Interdiction de tous les produits fabriqués à base de plastique "oxodégradable" qui, en se fragmentant, participe à la pollution des océans.  

Interdiction à compter du 1er janvier 2021 de la distribution gratuite de bouteilles en plastique dans les établissements recevant du public (plus de 300 personnes).  

Interdiction progressive des microplastiques  "intentionnellement ajoutés" dans les cosmétiques, détergents, produits d'entretien ou dispositifs médicaux d'ici à 2027, afin de lutter contre ces particules qui polluent les océans.  

Information du consommateur

Indice de "réparabilité" pour les équipements électriques et électroniques, sur le modèle de l'étiquette énergie. Il permettra au consommateur de savoir si le produit est facilement réparable ou non.  

Obligation d'informer sur la disponibilité des pièces détachées nécessaires à la réparation des équipements électriques, électroniques et biens d'ameublement.    

Invendus et réemploi 

Le texte interdit la destruction d'invendus non alimentaires neufs et crée une obligation de réemploi (incluant le don), de réutilisation ou recyclage. Pour les produits de première nécessité, notamment d'hygiène, le recyclage est interdit et le don obligatoire.  

Création d'un fonds de réemploi à hauteur de 30 millions d'euros destinés aux recycleries, ressourceries et autres structures de l'économie solidaire, voire aux entreprises privées, sous condition.  

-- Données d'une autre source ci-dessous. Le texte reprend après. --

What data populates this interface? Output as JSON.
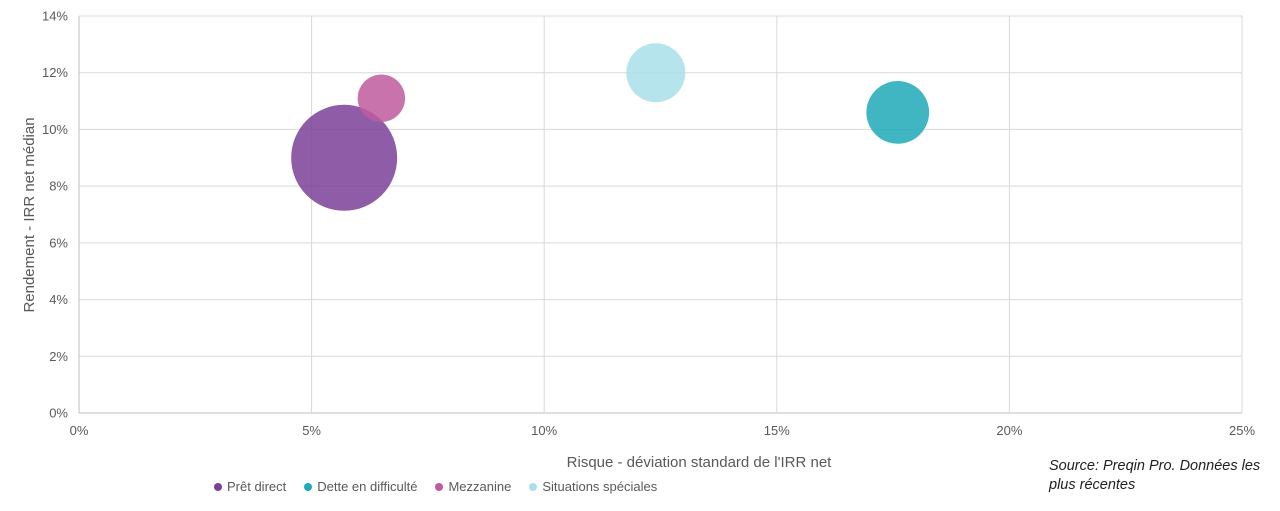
{
  "chart_data": {
    "type": "bubble",
    "xlabel": "Risque - déviation standard de l'IRR net",
    "ylabel": "Rendement - IRR net médian",
    "xlim": [
      0,
      25
    ],
    "ylim": [
      0,
      14
    ],
    "xticks": [
      "0%",
      "5%",
      "10%",
      "15%",
      "20%",
      "25%"
    ],
    "yticks": [
      "0%",
      "2%",
      "4%",
      "6%",
      "8%",
      "10%",
      "12%",
      "14%"
    ],
    "grid": true,
    "legend_position": "bottom",
    "series": [
      {
        "name": "Prêt direct",
        "color": "#7B3F98",
        "x": 5.7,
        "y": 9.0,
        "size": 1.0
      },
      {
        "name": "Dette en difficulté",
        "color": "#1FA9B9",
        "x": 17.6,
        "y": 10.6,
        "size": 0.35
      },
      {
        "name": "Mezzanine",
        "color": "#BF5A9F",
        "x": 6.5,
        "y": 11.1,
        "size": 0.2
      },
      {
        "name": "Situations spéciales",
        "color": "#A9DFEA",
        "x": 12.4,
        "y": 12.0,
        "size": 0.31
      }
    ]
  },
  "source_note": "Source: Preqin Pro. Données les plus récentes"
}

Développement du vrac. Le projet de loi favorise la vente en vrac et prévoit que tout consommateur "peut demander à être servi dans un contenant apporté par ses soins, dans la mesure où ce dernier est visiblement propre et adapté à la nature du produit acheté".    

Consigne... en pointillé 

Alors que le gouvernement souhaitait mettre en place initialement une consigne pour les bouteilles plastique, il laisse finalement aux collectivités jusqu'en 2023 pour tenter de montrer qu'elles peuvent améliorer la collecte des bouteilles, sans passer par la consigne. Dans le cas contraire, le gouvernement "définira la mise en oeuvre" d'une consigne après concertation. En attendant, des expérimentations sont possibles dans les territoires volontaires.    

Tri 

Le texte veut généraliser la signalétique sur le geste de tri, via le logo "Triman". Avec des règles écrites expliquant clairement dans quelle poubelle l'emballage ou le produit doit être jeté.  

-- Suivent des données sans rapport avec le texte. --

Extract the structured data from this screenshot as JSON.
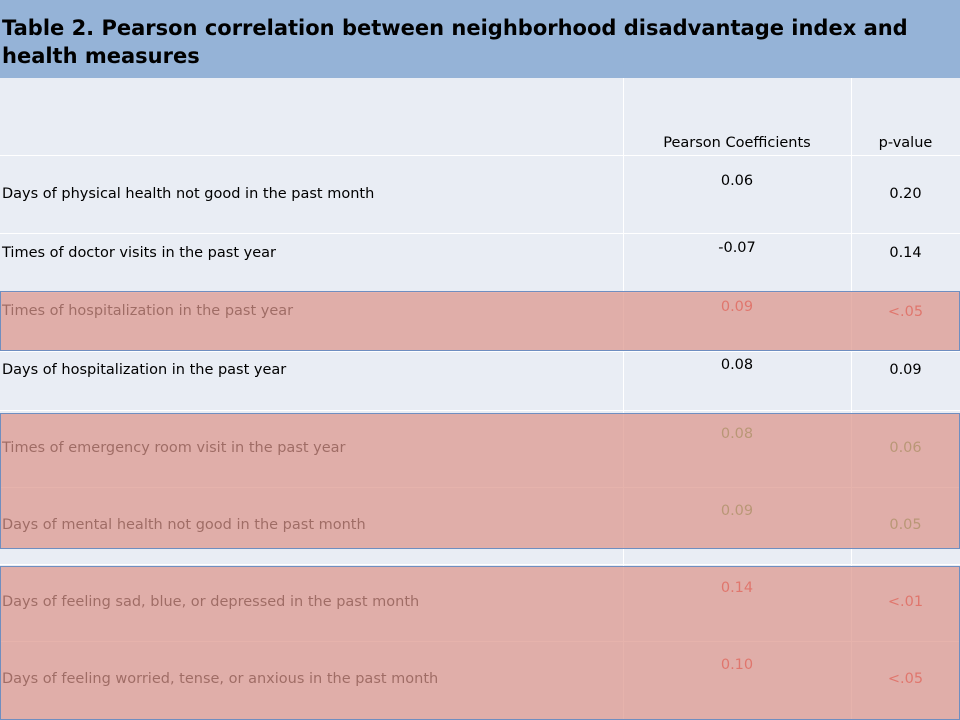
{
  "title": "Table 2. Pearson correlation between neighborhood disadvantage index and health measures",
  "columns": [
    "",
    "Pearson Coefficients",
    "p-value"
  ],
  "rows": [
    {
      "measure": "Days of physical health not good in the past month",
      "coef": "0.06",
      "p": "0.20"
    },
    {
      "measure": "Times of doctor visits in the past year",
      "coef": "-0.07",
      "p": "0.14"
    },
    {
      "measure": "Times of hospitalization in the past year",
      "coef": "0.09",
      "p": "<.05"
    },
    {
      "measure": "Days of hospitalization in the past year",
      "coef": "0.08",
      "p": "0.09"
    },
    {
      "measure": "Times of emergency room visit in the past year",
      "coef": "0.08",
      "p": "0.06"
    },
    {
      "measure": "Days of mental health not good in the past month",
      "coef": "0.09",
      "p": "0.05"
    },
    {
      "measure": "Days of feeling sad, blue, or depressed in the past month",
      "coef": "0.14",
      "p": "<.01"
    },
    {
      "measure": "Days of feeling worried, tense, or anxious in the past month",
      "coef": "0.10",
      "p": "<.05"
    }
  ],
  "colors": {
    "header_bg": "#95b3d7",
    "row_bg": "#e9edf4",
    "highlight": "#dd968c",
    "significant_text": "#e8261d",
    "marginal_text": "#5e9a3f"
  }
}
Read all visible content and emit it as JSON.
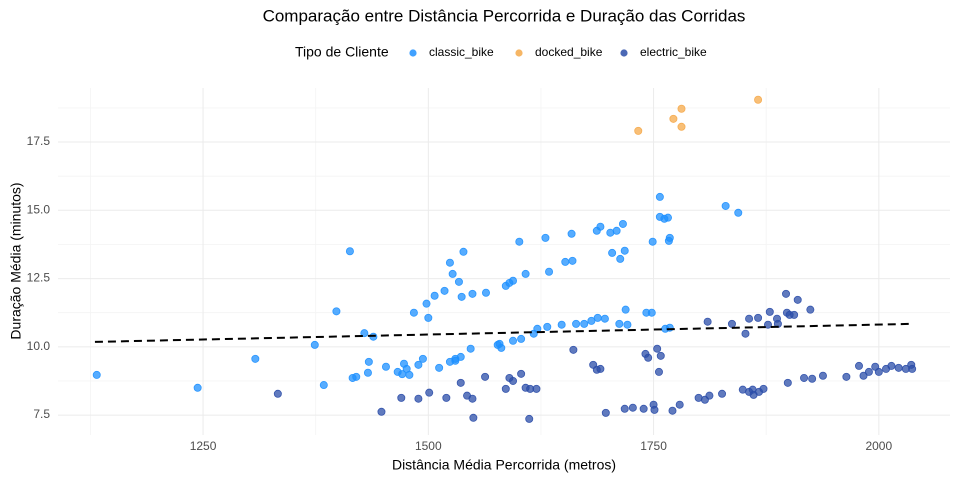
{
  "chart_data": {
    "type": "scatter",
    "title": "Comparação entre Distância Percorrida e Duração das Corridas",
    "x_label": "Distância Média Percorrida (metros)",
    "y_label": "Duração Média (minutos)",
    "legend_title": "Tipo de Cliente",
    "legend_position": "top",
    "grid": true,
    "xlim": [
      1089,
      2079
    ],
    "ylim": [
      6.77,
      19.48
    ],
    "xticks": [
      1250,
      1500,
      1750,
      2000
    ],
    "yticks": [
      {
        "value": 7.5,
        "label": "7.5"
      },
      {
        "value": 10,
        "label": "10.0"
      },
      {
        "value": 12.5,
        "label": "12.5"
      },
      {
        "value": 15,
        "label": "15.0"
      },
      {
        "value": 17.5,
        "label": "17.5"
      }
    ],
    "x_minor_grid": [
      1125,
      1375,
      1625,
      1875
    ],
    "y_minor_grid": [
      8.75,
      11.25,
      13.75,
      16.25,
      18.75
    ],
    "series": [
      {
        "name": "classic_bike",
        "color": "#1E90FF",
        "x": [
          1132,
          1244,
          1308,
          1374,
          1384,
          1398,
          1413,
          1416,
          1420,
          1429,
          1433,
          1434,
          1439,
          1453,
          1466,
          1471,
          1473,
          1476,
          1479,
          1484,
          1489,
          1494,
          1498,
          1500,
          1507,
          1512,
          1518,
          1524,
          1527,
          1530,
          1534,
          1537,
          1539,
          1524,
          1530,
          1536,
          1547,
          1549,
          1564,
          1577,
          1579,
          1581,
          1586,
          1590,
          1594,
          1594,
          1601,
          1603,
          1608,
          1617,
          1621,
          1630,
          1632,
          1634,
          1648,
          1652,
          1659,
          1660,
          1664,
          1673,
          1681,
          1687,
          1691,
          1688,
          1696,
          1702,
          1704,
          1709,
          1712,
          1713,
          1716,
          1718,
          1719,
          1721,
          1742,
          1748,
          1749,
          1757,
          1757,
          1762,
          1766,
          1767,
          1768,
          1763,
          1768,
          1830,
          1844
        ],
        "y": [
          8.97,
          8.5,
          9.56,
          10.07,
          8.6,
          11.3,
          13.5,
          8.86,
          8.9,
          10.5,
          9.05,
          9.45,
          10.37,
          9.27,
          9.08,
          9.0,
          9.38,
          9.19,
          8.97,
          11.25,
          9.34,
          9.56,
          11.58,
          11.06,
          11.87,
          9.23,
          12.05,
          13.08,
          12.67,
          9.56,
          12.38,
          11.83,
          13.48,
          9.45,
          9.49,
          9.63,
          9.93,
          11.94,
          11.98,
          10.07,
          10.11,
          9.96,
          12.23,
          12.34,
          12.42,
          10.22,
          13.85,
          10.29,
          12.67,
          10.48,
          10.66,
          13.99,
          10.73,
          12.75,
          10.81,
          13.11,
          14.14,
          13.15,
          10.84,
          10.84,
          10.95,
          14.25,
          14.4,
          11.06,
          11.03,
          14.18,
          13.44,
          14.25,
          10.84,
          13.22,
          14.5,
          13.52,
          11.36,
          10.81,
          11.25,
          11.25,
          13.85,
          15.49,
          14.76,
          14.69,
          14.73,
          13.88,
          13.99,
          10.66,
          10.7,
          15.16,
          14.91
        ]
      },
      {
        "name": "docked_bike",
        "color": "#F5A94A",
        "x": [
          1733,
          1772,
          1781,
          1781,
          1866
        ],
        "y": [
          17.91,
          18.35,
          18.72,
          18.06,
          19.05
        ]
      },
      {
        "name": "electric_bike",
        "color": "#2B4DA8",
        "x": [
          1333,
          1448,
          1470,
          1489,
          1501,
          1520,
          1536,
          1543,
          1549,
          1550,
          1563,
          1586,
          1590,
          1594,
          1603,
          1608,
          1612,
          1613,
          1620,
          1661,
          1683,
          1687,
          1697,
          1691,
          1718,
          1727,
          1739,
          1741,
          1744,
          1750,
          1751,
          1754,
          1756,
          1758,
          1771,
          1779,
          1800,
          1807,
          1812,
          1810,
          1826,
          1837,
          1849,
          1852,
          1856,
          1856,
          1860,
          1861,
          1866,
          1867,
          1872,
          1877,
          1879,
          1887,
          1888,
          1898,
          1901,
          1897,
          1899,
          1906,
          1910,
          1917,
          1924,
          1926,
          1938,
          1964,
          1978,
          1983,
          1989,
          1996,
          2000,
          2008,
          2014,
          2022,
          2030,
          2036,
          2037
        ],
        "y": [
          8.28,
          7.62,
          8.13,
          8.1,
          8.32,
          8.13,
          8.68,
          8.21,
          8.1,
          7.4,
          8.9,
          8.46,
          8.86,
          8.75,
          9.01,
          8.5,
          7.36,
          8.46,
          8.46,
          9.89,
          9.34,
          9.16,
          7.58,
          9.19,
          7.73,
          7.77,
          7.73,
          9.74,
          9.6,
          7.88,
          7.69,
          9.93,
          9.08,
          9.67,
          7.66,
          7.88,
          8.13,
          8.06,
          8.21,
          10.92,
          8.28,
          10.84,
          8.43,
          10.48,
          11.03,
          8.35,
          8.43,
          8.24,
          11.06,
          8.35,
          8.46,
          10.81,
          11.28,
          11.03,
          10.84,
          11.25,
          11.17,
          11.94,
          8.68,
          11.17,
          11.72,
          8.86,
          11.36,
          8.83,
          8.94,
          8.9,
          9.3,
          8.94,
          9.08,
          9.27,
          9.08,
          9.19,
          9.3,
          9.23,
          9.19,
          9.34,
          9.19
        ]
      }
    ],
    "trend_line": {
      "x": [
        1130,
        2035
      ],
      "y": [
        10.18,
        10.84
      ]
    }
  }
}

Il vise à harmoniser la couleur des poubelles sur l'ensemble du territoire d'ici le 31 décembre 2022 : jaune pour les plastiques, métaux et tous les autres matériaux ; bleu pour le papier-carton si la collectivité le collecte à part ; vert pour le verre ; marron pour les déchets naturels comme les épluchures et biodéchets; gris pour les ordures ménagères.  

Médicaments à l'unité  

Le projet de loi ouvre la voie à la délivrance de certains médicaments à l'unité dans les pharmacies à partir du 1er janvier 2022, laissant toutefois la liberté aux pharmaciens de le faire ou non.    

Perturbateurs endocriniens  

Les fabricants devront mettre en ligne et en "open data" (exploitable sur le net) des informations sur la présence éventuelle de perturbateurs endocriniens dans leurs produits.   

Le pouvoir réglementaire pourra imposer aux fabricants de certains produits contenant des perturbateurs endocriniens d'apposer un pictogramme  "déconseillé aux femmes enceintes".  

Tickets de caisse 

Fin de l'impression systématique des tickets de caisse, sauf demande expresse du client. Seront concernées les transactions en dessous de 10 euros à partir du 1er septembre 2020, de 20 euros au 1er janvier 2021, puis en dessous de 30 euros à l'horizon du 1er janvier 2022.